To win a seat like mine means constantly building and rebuilding a coalition of support; it means being forthright in explaining what value you’re adding as an elected politician; it means spelling out what you stand for and how you differ from Tory opponents.
It’s harder to ‘campaign’ as a government and as ministers than as a marginal seat constituency MP but it’s not impossible – and it’s a mindset that injects energy and purpose.
Firstly on the coalition. Of course we’re not still fighting the elections of the 90s. Not least because of the success we’ve achieved as a government in transforming public services, challenging the worst forms of poverty and moving social attitudes. Not least because we’ve proved we can tackle crime, be tough on security and deliver economic stability through previous tough economic times.

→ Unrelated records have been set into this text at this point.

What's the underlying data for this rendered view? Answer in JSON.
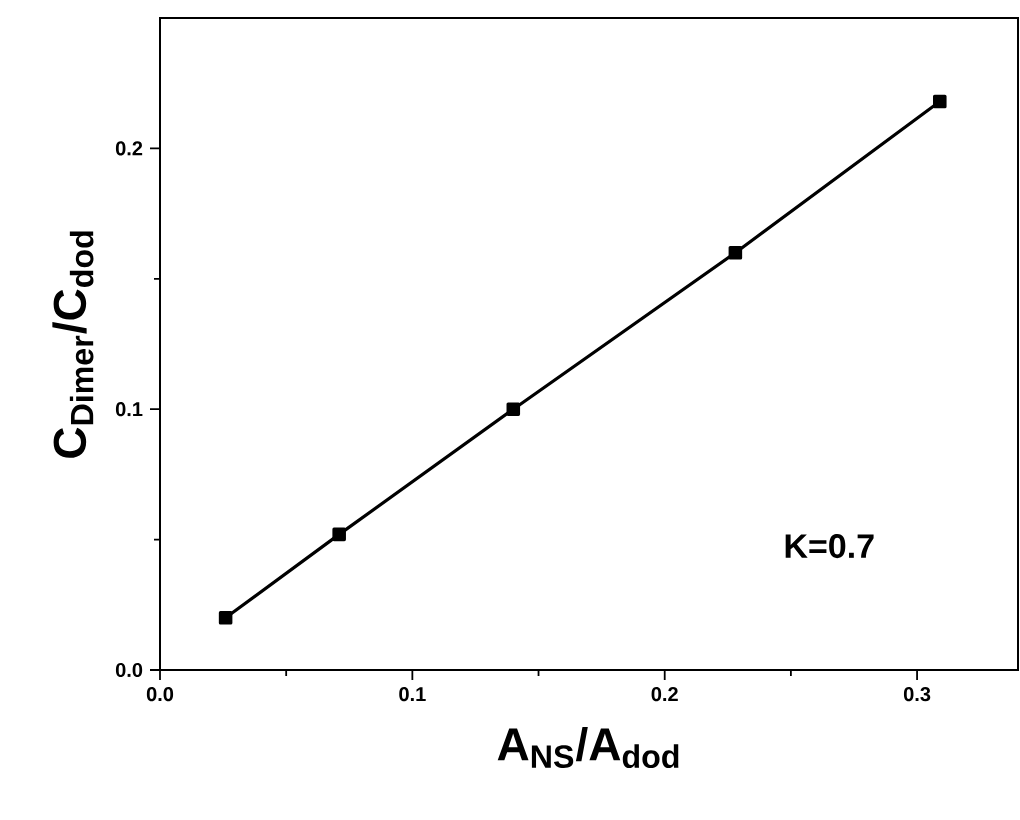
{
  "chart_data": {
    "type": "line",
    "xlabel": "A$_{NS}$/A$_{dod}$",
    "ylabel": "C$_{Dimer}$/C$_{dod}$",
    "annotations": [
      "K=0.7"
    ],
    "x": [
      0.026,
      0.071,
      0.14,
      0.228,
      0.309
    ],
    "series": [
      {
        "color": "#000000",
        "values": [
          0.02,
          0.052,
          0.1,
          0.16,
          0.218
        ]
      }
    ],
    "xlim": [
      0,
      0.34
    ],
    "ylim": [
      0,
      0.25
    ],
    "xticks": [
      {
        "value": 0,
        "label": "0.0"
      },
      0.1,
      0.2,
      0.3
    ],
    "yticks": [
      {
        "value": 0,
        "label": "0.0"
      },
      0.1,
      0.2
    ],
    "marker": "square",
    "line_style": "solid"
  }
}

But feeling secure in your job and your community; being treated fairly – with help when you and others need it, recognition of your contribution and expectation that people take responsibility for their actions – and getting the best chance to make the most of your life and that of your children wherever you start out. These aren’t heartland or middle class values. They’re the values shared by Labour voters from Glasgow to Henley and, despite the results, are not yet embedded in Tory policies.
In fact, the Tories face a big political challenge in the current climate. What is the role of government in a period of global economic uncertainty? It certainly shouldn’t be to fudge long term decisions on energy policy. It certainly shouldn’t be to revert to isolationist political and economic policies. It certainly shouldn’t be to promote elitist education and training options. We haven’t. They have.
What is the role of government in driving further public service reform? It’s to build local voice and capacity as we’ve done with neighbourhood policing and in the Police Green paper. It’s to use direct, private and voluntary sector provision to ensure access, choice and quality as we’re doing in health.
In as much as the Tories have a view on the modern role of government, it’s appears to be that it should be smaller. With a progressive view of the role of, and point of, democratically elected national government we can make our case and turn a spotlight on Tory plans over the coming months.
And we have another opportunity. Labour in local government has historically shown both the best and worst of Labour in power. Tories in local government are already showing the worst of Tories in power!
I’m ready for my holiday, but that’s because I want to be ready for September. There is everything to play for in my marginal seat!